Nazila Fathi is a journalist and commentator on Iran and the author of The Lonely War: One Woman’s Account of the Struggle for Modern Iran (The Guardian, Vogue and Foreign Policy Association named The Lonely War the best non-fiction of 2014). She reported out of Iran for the New York Times for nearly two decades until 2009 when government threats forced her to leave the country. She wrote over 2,000 articles for the New York Times and translated History and Documentation of Human Rights in Iran, a book by Noble Peace Prize Laureate Shirin Ebadi, into English. Before joining MEI in 2020, Fathi consulted the World Bank Group.
Fathi has written for the New York Review of Books, Foreign Policy, IMF Finance and Development, as well as Vogue and Marie Claire.
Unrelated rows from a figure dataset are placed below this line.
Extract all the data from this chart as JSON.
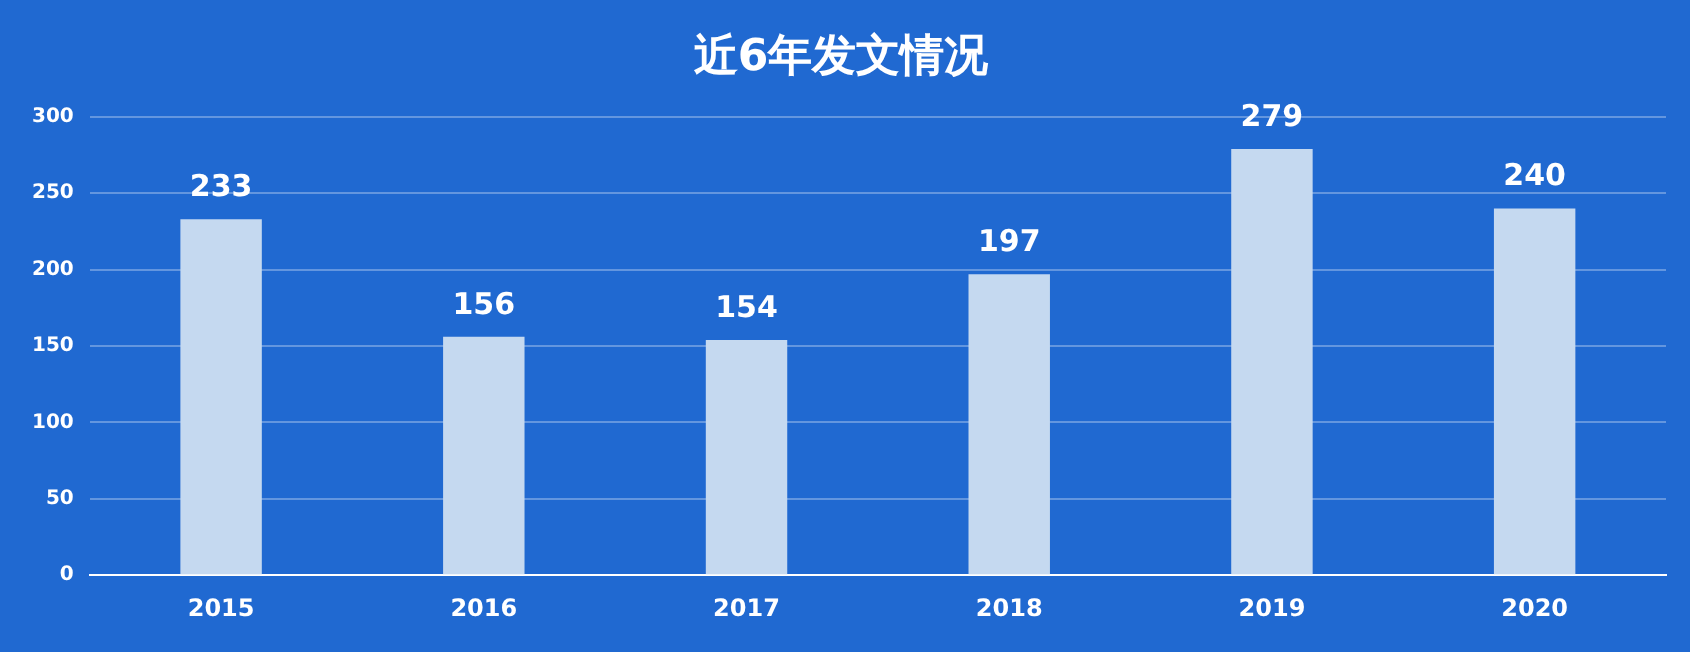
{
  "chart_data": {
    "type": "bar",
    "title": "近6年发文情况",
    "categories": [
      "2015",
      "2016",
      "2017",
      "2018",
      "2019",
      "2020"
    ],
    "values": [
      233,
      156,
      154,
      197,
      279,
      240
    ],
    "color": "#c5d9f0",
    "ylim": [
      0,
      300
    ],
    "yticks": [
      0,
      50,
      100,
      150,
      200,
      250,
      300
    ],
    "grid": "y",
    "data_labels": true,
    "legend": false
  }
}
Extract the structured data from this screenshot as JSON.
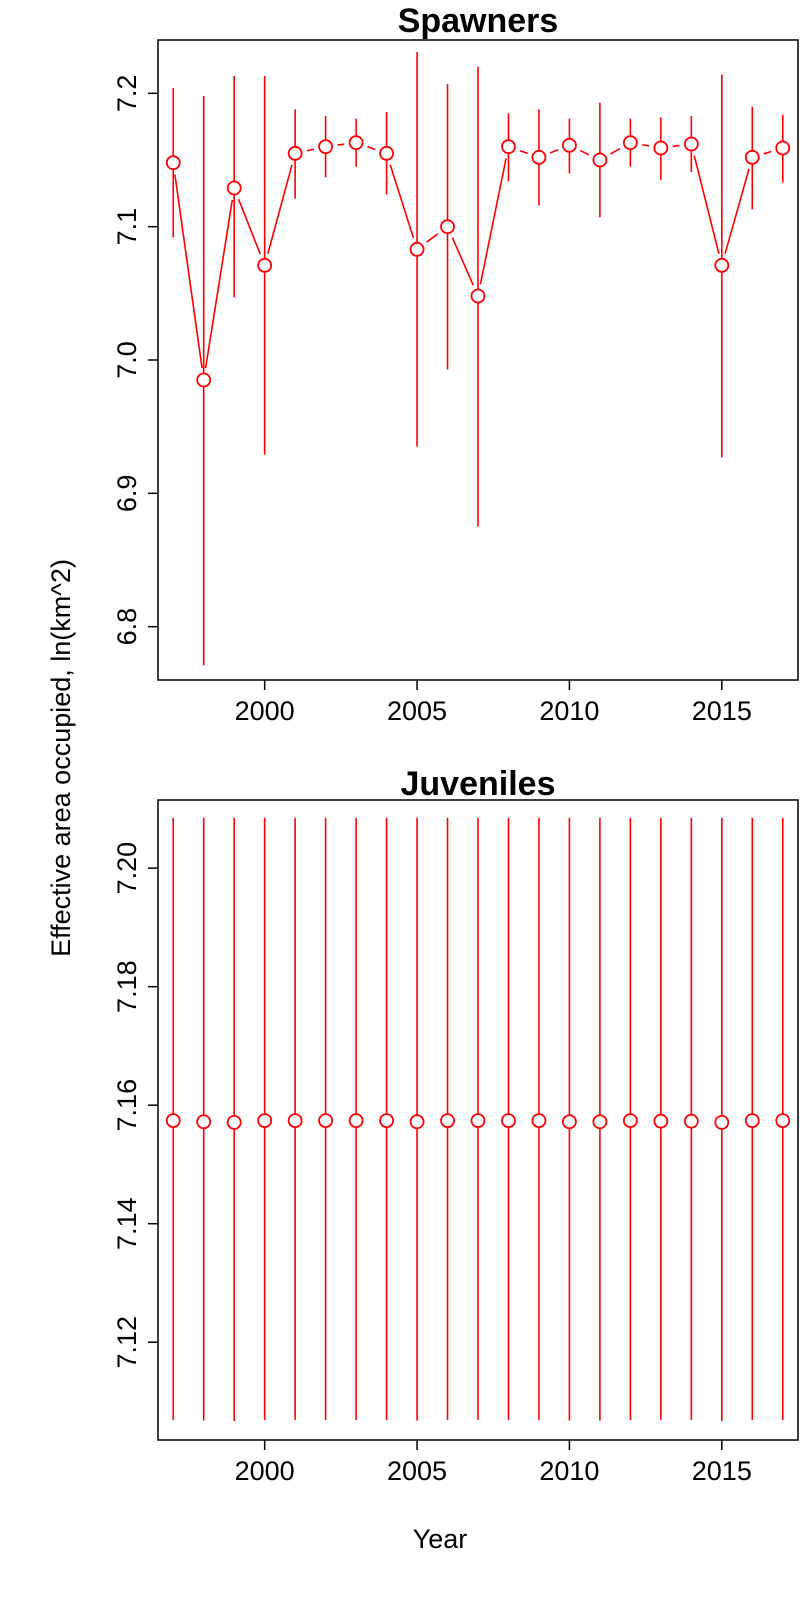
{
  "figure": {
    "ylabel": "Effective area occupied, ln(km^2)",
    "xlabel": "Year"
  },
  "chart_data": [
    {
      "type": "scatter",
      "title": "Spawners",
      "xlabel": "Year",
      "ylabel": "Effective area occupied, ln(km^2)",
      "xlim": [
        1996.5,
        2017.5
      ],
      "ylim": [
        6.76,
        7.24
      ],
      "x_ticks": [
        2000,
        2005,
        2010,
        2015
      ],
      "x_tick_labels": [
        "2000",
        "2005",
        "2010",
        "2015"
      ],
      "y_ticks": [
        6.8,
        6.9,
        7.0,
        7.1,
        7.2
      ],
      "y_tick_labels": [
        "6.8",
        "6.9",
        "7.0",
        "7.1",
        "7.2"
      ],
      "color": "#ff0000",
      "connect_points": true,
      "x": [
        1997,
        1998,
        1999,
        2000,
        2001,
        2002,
        2003,
        2004,
        2005,
        2006,
        2007,
        2008,
        2009,
        2010,
        2011,
        2012,
        2013,
        2014,
        2015,
        2016,
        2017
      ],
      "y": [
        7.148,
        6.985,
        7.129,
        7.071,
        7.155,
        7.16,
        7.163,
        7.155,
        7.083,
        7.1,
        7.048,
        7.16,
        7.152,
        7.161,
        7.15,
        7.163,
        7.159,
        7.162,
        7.071,
        7.152,
        7.159
      ],
      "lower": [
        7.092,
        6.771,
        7.047,
        6.929,
        7.121,
        7.137,
        7.145,
        7.124,
        6.935,
        6.993,
        6.875,
        7.134,
        7.116,
        7.14,
        7.107,
        7.145,
        7.135,
        7.141,
        6.927,
        7.113,
        7.133
      ],
      "upper": [
        7.204,
        7.198,
        7.213,
        7.213,
        7.188,
        7.183,
        7.181,
        7.186,
        7.231,
        7.207,
        7.22,
        7.185,
        7.188,
        7.181,
        7.193,
        7.181,
        7.182,
        7.183,
        7.214,
        7.19,
        7.184
      ]
    },
    {
      "type": "scatter",
      "title": "Juveniles",
      "xlabel": "Year",
      "ylabel": "Effective area occupied, ln(km^2)",
      "xlim": [
        1996.5,
        2017.5
      ],
      "ylim": [
        7.1035,
        7.2115
      ],
      "x_ticks": [
        2000,
        2005,
        2010,
        2015
      ],
      "x_tick_labels": [
        "2000",
        "2005",
        "2010",
        "2015"
      ],
      "y_ticks": [
        7.12,
        7.14,
        7.16,
        7.18,
        7.2
      ],
      "y_tick_labels": [
        "7.12",
        "7.14",
        "7.16",
        "7.18",
        "7.20"
      ],
      "color": "#ff0000",
      "connect_points": false,
      "x": [
        1997,
        1998,
        1999,
        2000,
        2001,
        2002,
        2003,
        2004,
        2005,
        2006,
        2007,
        2008,
        2009,
        2010,
        2011,
        2012,
        2013,
        2014,
        2015,
        2016,
        2017
      ],
      "y": [
        7.1574,
        7.1572,
        7.1571,
        7.1574,
        7.1574,
        7.1574,
        7.1574,
        7.1574,
        7.1572,
        7.1574,
        7.1574,
        7.1574,
        7.1574,
        7.1572,
        7.1572,
        7.1574,
        7.1573,
        7.1573,
        7.1571,
        7.1574,
        7.1574
      ],
      "lower": [
        7.1069,
        7.1068,
        7.1067,
        7.1069,
        7.1069,
        7.1069,
        7.1069,
        7.1069,
        7.1068,
        7.1069,
        7.1069,
        7.1069,
        7.1069,
        7.1068,
        7.1068,
        7.1069,
        7.1069,
        7.1069,
        7.1067,
        7.1069,
        7.1069
      ],
      "upper": [
        7.2085,
        7.2085,
        7.2085,
        7.2085,
        7.2085,
        7.2085,
        7.2085,
        7.2085,
        7.2085,
        7.2085,
        7.2085,
        7.2085,
        7.2085,
        7.2085,
        7.2085,
        7.2085,
        7.2085,
        7.2085,
        7.2085,
        7.2085,
        7.2085
      ]
    }
  ]
}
She has been a guest speaker on CNN, BBC, CBC and NPR. She was awarded a Raoul Wallenberg Fellowship at Lund University in 2003, Nieman Fellowship for journalism at Harvard in 2010-11, Shorenstein Fellowship at the Harvard Kennedy School in 2012 and an association at Harvard Belfer Center in 2012-13.
Fathi’s academic background is in international development and women’s studies. As a hobby, she writes children’s books. My Name is Cyrus and Avicenna, the Father of Modern Medicine are among them.